When does the idiocy end?
[i]The legislation also would extend the $8,000 homebuyer tax credit to contracts signed by April 30 and closed by June 30. The controversial credit, which many say has boosted home sales in recent months, was set to expire after Nov. 30.
The bill also creates a $6,500 credit for those who buy a home after living in their current house at least five years. That measure would apply to contracts signed by April 30 and closed by June 30. The current credit defines a first-time homebuyer as someone who has not owned a residence within the past three years.
The credit would be available only for the purchase of principal residences priced at $800,000 or less.
The bill would raise the adjusted gross income cap to $125,000 for single filers and $225,000 for joint filers. The amount of the credit currently begins to phase out for taxpayers whose adjusted gross income is more than $75,000, or $150,000 for joint filers.
“It’s gonna put people back to work, the home builders, put people in the real estate business,” said Sen. Chris Dodd, D-Conn. “The kind of jobs that can make a difference.”
The extension will cost $10.8 billion over 10 years, according to the Joint Committee on Taxation.
Through mid-September, 1.4 million tax returns had qualified for the credit, according to the IRS. Some portion of those returns, which the IRS couldn’t specify, represents buyers who took advantage of an earlier version of the tax credit, which was only worth $7,500 and has to be repaid over time.
By the end of November, the credit will have been used by 1.8 million homebuyers, at least 355,000 of whom would not have bought a house without the tax break, according to estimates by the National Association of Realtors.
“The data on the present home buyer tax credit show that the credit has had its intended impact – sales have jumped in recent months to a projected 5.1 million for the year and housing inventory has been trimmed, thus stabilizing home prices noticeably,” said Ron Phipps, the association’s first vice president, in Senate testimony last month.
The credit, however, has also posed many problems. Critics say it’s a waste of money because most of those claiming the credit would have bought homes anyway.
It’s also been the target of fraud. Some 74,000 people claimed more than $500 million in credits even though they may not be first-time homeowners, according to Treasury officials. And more than 580 children, including some as young as 4-years-old, have claimed the credit.
“Some key controls were missing to prevent an individual from erroneously or fraudulently claiming the credit and receiving an erroneous refund of up to $8,000,” said J. Russell George, Treasury inspector general for tax administration, before a House subcommittee last month.
There are so many things wrong with this I don’t even know where to begin. First we have the original $8000 credit that has now been extended. Much like cash for clunkers, this has done little to stimulate sales. The article claims 1.8 million have claimed the credit, but only 355,000 have bought homes because of the credit. At least it hasn’t stimulated enough sales to create another bubble, but it has cost taxpayers about $40,000 per home sold because of the program. And now we’ve decided to extend it. I would really like someone to explain to me the benefits of these arbitrary tax cuts for select groups, many of which don’t pay taxes in the first place, or have for a very short period of time.

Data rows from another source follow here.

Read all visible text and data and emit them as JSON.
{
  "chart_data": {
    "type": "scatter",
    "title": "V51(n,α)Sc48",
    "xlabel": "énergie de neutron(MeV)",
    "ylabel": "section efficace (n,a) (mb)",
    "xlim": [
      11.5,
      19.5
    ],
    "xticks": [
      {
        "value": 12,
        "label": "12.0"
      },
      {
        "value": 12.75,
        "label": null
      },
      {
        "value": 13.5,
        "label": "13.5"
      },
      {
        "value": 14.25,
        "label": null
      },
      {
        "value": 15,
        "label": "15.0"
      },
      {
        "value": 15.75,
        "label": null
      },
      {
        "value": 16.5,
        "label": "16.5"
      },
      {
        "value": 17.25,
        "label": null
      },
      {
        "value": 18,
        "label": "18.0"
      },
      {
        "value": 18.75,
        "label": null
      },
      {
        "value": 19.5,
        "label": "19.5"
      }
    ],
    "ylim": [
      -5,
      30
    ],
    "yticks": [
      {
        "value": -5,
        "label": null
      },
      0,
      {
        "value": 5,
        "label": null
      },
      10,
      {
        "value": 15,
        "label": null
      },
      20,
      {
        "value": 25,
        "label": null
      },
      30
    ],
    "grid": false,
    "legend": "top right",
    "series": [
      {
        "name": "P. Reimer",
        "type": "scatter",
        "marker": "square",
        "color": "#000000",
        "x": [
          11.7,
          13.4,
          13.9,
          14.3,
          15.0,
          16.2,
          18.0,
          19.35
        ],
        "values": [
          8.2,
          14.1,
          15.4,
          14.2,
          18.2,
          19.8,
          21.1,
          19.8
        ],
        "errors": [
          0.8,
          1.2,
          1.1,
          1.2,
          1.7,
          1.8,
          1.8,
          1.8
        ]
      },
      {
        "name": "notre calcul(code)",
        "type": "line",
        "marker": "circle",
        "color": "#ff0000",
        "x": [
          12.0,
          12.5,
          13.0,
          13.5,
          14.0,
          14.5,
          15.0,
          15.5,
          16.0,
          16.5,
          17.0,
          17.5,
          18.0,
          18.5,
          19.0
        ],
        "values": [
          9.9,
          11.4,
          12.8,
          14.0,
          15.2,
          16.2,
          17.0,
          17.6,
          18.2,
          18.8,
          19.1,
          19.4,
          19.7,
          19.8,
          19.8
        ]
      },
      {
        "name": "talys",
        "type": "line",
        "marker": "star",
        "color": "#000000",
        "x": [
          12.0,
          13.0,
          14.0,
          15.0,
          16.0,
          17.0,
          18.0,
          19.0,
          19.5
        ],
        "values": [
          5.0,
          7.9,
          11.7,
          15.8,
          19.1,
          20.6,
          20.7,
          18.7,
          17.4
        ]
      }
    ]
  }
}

Now we decide to give a $6500 for all home purchases. Unfortunately, we have decided to again arbitrarily cut out anyone from this program that has not lived in their current home for 5 years. What happens to the guy that did everything right, but unfortunately bought just before the market collapsed? I’m talking about someone who bought a home in a reasonable market with a reasonable downpayment that was well within their means that is now excluded from this credit. What is the logical reason to exclude them?
Unfortunately, if this $6500 credit does have any impact it will be a negative one. Just like the first-time homebuyer credit, very few will buy exclusively because of the credit.
For 99% of those affected by this they will have to sell their current home in order to purchase a new one and get the credit. Our legislators seem to have forgotten that many people have put off selling the last couple of years because of the already high supply of homes. What we will find is that these people now have an incentive to sell and will gladly take $6500 less for their home than they otherwise would have in order to move and buy a new home. We also have those that are currently trying to sell and move. They will have just as much of an incentive to take $6500 less. Guess what happens after all this? Everbody’s home value falls by $6500, hooray! (Except of course in the eyes of our county appraisers, I’m sure they’ll just ignore any impact this has. Got to keep those county assesments up or the poor children won’t be able to get to school.)